Page 93 of Doing It for Love

I continue to choke on my own breath as I stare blankly at both of them.

“Landon’s ring. I have to buy him a ring.”

“Yeah…?” Jace says, but Alec slams his eyes shut and releases a long breath because he knows. He knows what’s playing in my mind. The decreasing number in the honeymoon fund, the lack of income even with the overtime, and Landon’s empty left hand at the altar. I grab onto the arms of the recliner, try to balance myself, but I can’t. I slump to the floor. I hear Alec softly tell Jace, “Money, dude.”

My vision goes in and out of focus as I shake my head. How could I forget about his ring? I’ve had mine for months, twisting it, cleaning it, showing it off, staring at it, hugging it, and I hadn’t given one thought about putting one on his finger. Now we’re only a week away.

What am I going to do? It’s the ring or the honeymoon. You can’t have a wedding without rings. But you can’t have a wedding without the honeymoon. I feel the weight of a thousand Hurdles pound on my back, turning me into a rambling idiot on Jace’s floor, going on and on about all the meaningless wedding chores I gave myself. The no-sex rule, the wedding dress fiasco, the damn upside-down turkey, and how it means nothing now because I can’t buy my fiancé his ring.

Both guys look at me like they have no clue how to handle a woman and have been winging it up until this point. Jace clears his throat, pulls his phone out, and steps from the room while Alec pats my back. He keeps saying he’ll advance my paycheck, offer more hours, but I’m shaking my head because all the money from my paychecks needs to go into rent, utilities, food, normal grown-up things, and I suddenly feel so not ready for it at all.

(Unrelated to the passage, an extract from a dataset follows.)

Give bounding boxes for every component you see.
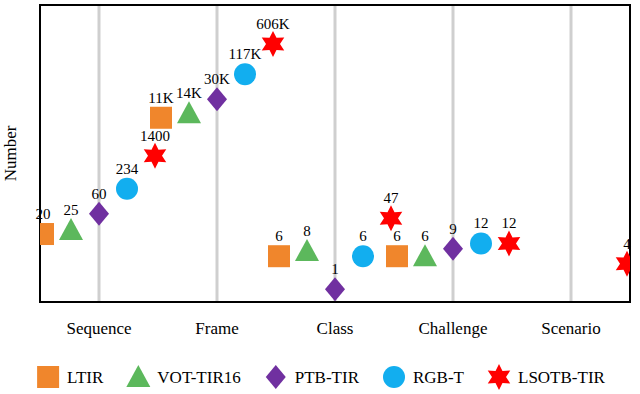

“Beth Ann,” Jace says, tapping my shoulder and holding his phone out to me. I take it and try to steady my breathing.

“Hello?” I say into the receiver.

“Once upon a time, there was a boy with no fingers.”

“Landon—”

“And he desperately wanted just one…only one finger.”

“Your finger story will not change the fact that we—”

“On certain days, he desired a thumb. Days when his buddies would give him thumbs-up or when his friends played Thumbs Up, Seven Up, or had thumb wars. And he would make a wish to the skies for a thumb. But it never happened.

“Then, when he became a teenager, he wanted a middle finger to effectively describe how he felt toward certain things. All the other kids were doing it, and he’d love to stick it to someone like that. But of course, that wish went ignored, too.”

“He wished to give people the bird?” I say, and I feel myself wanting to laugh, but maybe I’ve forgotten how.

Landon ignores me. “He became a man, and fell in love with an out-of-his-league woman, and hedesperatelywanted a finger. And not to do what I know you’re thinking, dirty woman, but to wipe her tears away, to prod her chin, to link just one finger with hers. He begged the stars for one finger. Even just a pinky. But they didn’t answer.

“Then their wedding day came. The bride helped him button his shirt, tie his tie, and then kissed him on the lips. He cupped her face in his palms, all fingers gone, wishing out loud that he had just the one finger on his left hand so the world would know his heart had been stolen. And his bride brought her own finger to his lips and said, ‘The world will know because I will always be with you.’ She sealed it not with a ring, but with a promise in front of all their friends and family. And the man never felt the need to wish for another finger in his lifetime.”

“Landon…”

“I don’t need a ring. I just need you.”

Now I’m crying. “I just need you.”

“Then please, don’t worry about this.”

I pause, battling my nature toworry.

“All right.”

“All right.” He lets out one of those sighs, but it doesn’t make me nervous this time. “I’ll be home soon. Meet me there?”

“You want me to head out now?” I look to Alec, and he pushes off his knees and grabs his coat.

“Yeah. I…I miss you.”

“I miss you, too.” And I say it the same way he did…as if we haven’t seen each other in weeks. I tap the end button on Jace’s cell and hand it back, then snort a little when my knees crack as I stand.

Alec sings to me on the way home, and I join in a few times but keep my voice low because he’s so much better than I am. He starts “I Get a Kick Out of You,” but I stop him, requesting “You Are My Dream” instead.

“I’ll walk up with you,” he says, parking in Theresa’s extra stall. “I gotta get something from Theresa.”

We hop into the elevator and I tease him by threatening to push all the buttons. He stands in front of them till we get to my floor.